We see the same trends in pulp heroes.  Before I actually read it, I was turned off by Doc Savage.  He's the Mary Poppins of pulp heroes - practically perfect in every way.  Every issue introduces something new that he's the world's best at.  However, the stories work because, despite being a god among men, everything goes wrong for him.  As Lester Dent put it, he kept shoveling grief on Savage, to the point that it challenges him and offers some suspense to the reader.

The Spider has even more problems.  Despite being called a Master of Men, his skills are nowhere near as refined as Savage, but his luck is even harder.  Nothing works out for him.  He'll spend half a chapter developing a ruse that his enemy immediately sees through.  Some books spend half the page length having him getting caught by the cops and his failing to talk his way out of it over and over again.  The Spider only succeeds out of the tenacity and grit of being a stone-cold psychopath.

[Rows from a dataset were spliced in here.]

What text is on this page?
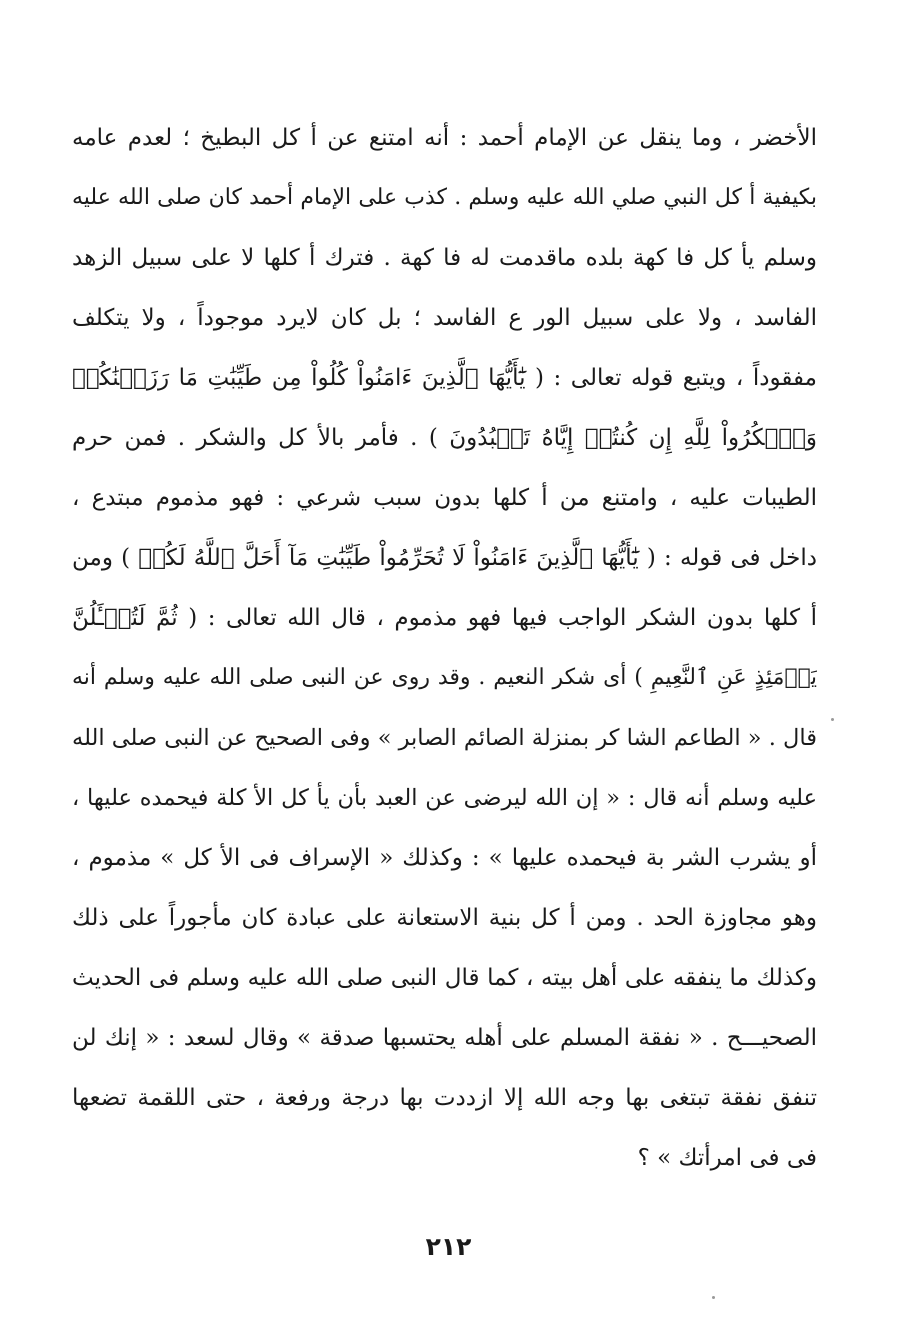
الأخضر ، وما ينقل عن الإمام أحمد : أنه امتنع عن أ كل البطيخ ؛ لعدم عامه
بكيفية أ كل النبي صلي الله عليه وسلم . كذب على الإمام أحمد كان صلى الله عليه
وسلم يأ كل فا كهة بلده ماقدمت له فا كهة . فترك أ كلها لا على سبيل الزهد
الفاسد ، ولا على سبيل الور ع الفاسد ؛ بل كان لايرد موجوداً ، ولا يتكلف
مفقوداً ، ويتبع قوله تعالى : ( يَٰٓأَيُّهَا ٱلَّذِينَ ءَامَنُواْ كُلُواْ مِن طَيِّبَٰتِ مَا رَزَقۡنَٰكُمۡ
وَٱشۡكُرُواْ لِلَّهِ إِن كُنتُمۡ إِيَّاهُ تَعۡبُدُونَ ) . فأمر بالأ كل والشكر . فمن حرم
الطيبات عليه ، وامتنع من أ كلها بدون سبب شرعي : فهو مذموم مبتدع ،
داخل فى قوله : ( يَٰٓأَيُّهَا ٱلَّذِينَ ءَامَنُواْ لَا تُحَرِّمُواْ طَيِّبَٰتِ مَآ أَحَلَّ ٱللَّهُ لَكُمۡ ) ومن
أ كلها بدون الشكر الواجب فيها فهو مذموم ، قال الله تعالى : ( ثُمَّ لَتُسۡـَٔلُنَّ
يَوۡمَئِذٍ عَنِ ٱلنَّعِيمِ ) أى شكر النعيم . وقد روى عن النبى صلى الله عليه وسلم أنه
قال . « الطاعم الشا كر بمنزلة الصائم الصابر » وفى الصحيح عن النبى صلى الله
عليه وسلم أنه قال : « إن الله ليرضى عن العبد بأن يأ كل الأ كلة فيحمده عليها ،
أو يشرب الشر بة فيحمده عليها » : وكذلك « الإسراف فى الأ كل » مذموم ،
وهو مجاوزة الحد . ومن أ كل بنية الاستعانة على عبادة كان مأجوراً على ذلك
وكذلك ما ينفقه على أهل بيته ، كما قال النبى صلى الله عليه وسلم فى الحديث
الصحيـــح . « نفقة المسلم على أهله يحتسبها صدقة » وقال لسعد : « إنك لن
تنفق نفقة تبتغى بها وجه الله إلا ازددت بها درجة ورفعة ، حتى اللقمة تضعها
فى فى امرأتك » ؟
٢١٢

Moving forward in time, a lot of the Men's Adventure heroes weren't especially remarkable, and they succeeded just from the plot moving forward the way they wanted.  Mack Bolan is skillful, but he's not the world's best at anything.  He triumphs largely because everything goes his way.  The enemy falls for every ruse and every plan comes together better than expected.  This works better in the Don Pendleton stories.  Bolan considers himself a dead man, and his dgaf attitude lets him take daring chances that pay off.

Many of the later Men's Adventure titles suffer as they start going more DC - swarmy heroes that are the best at everything and have everything go their way.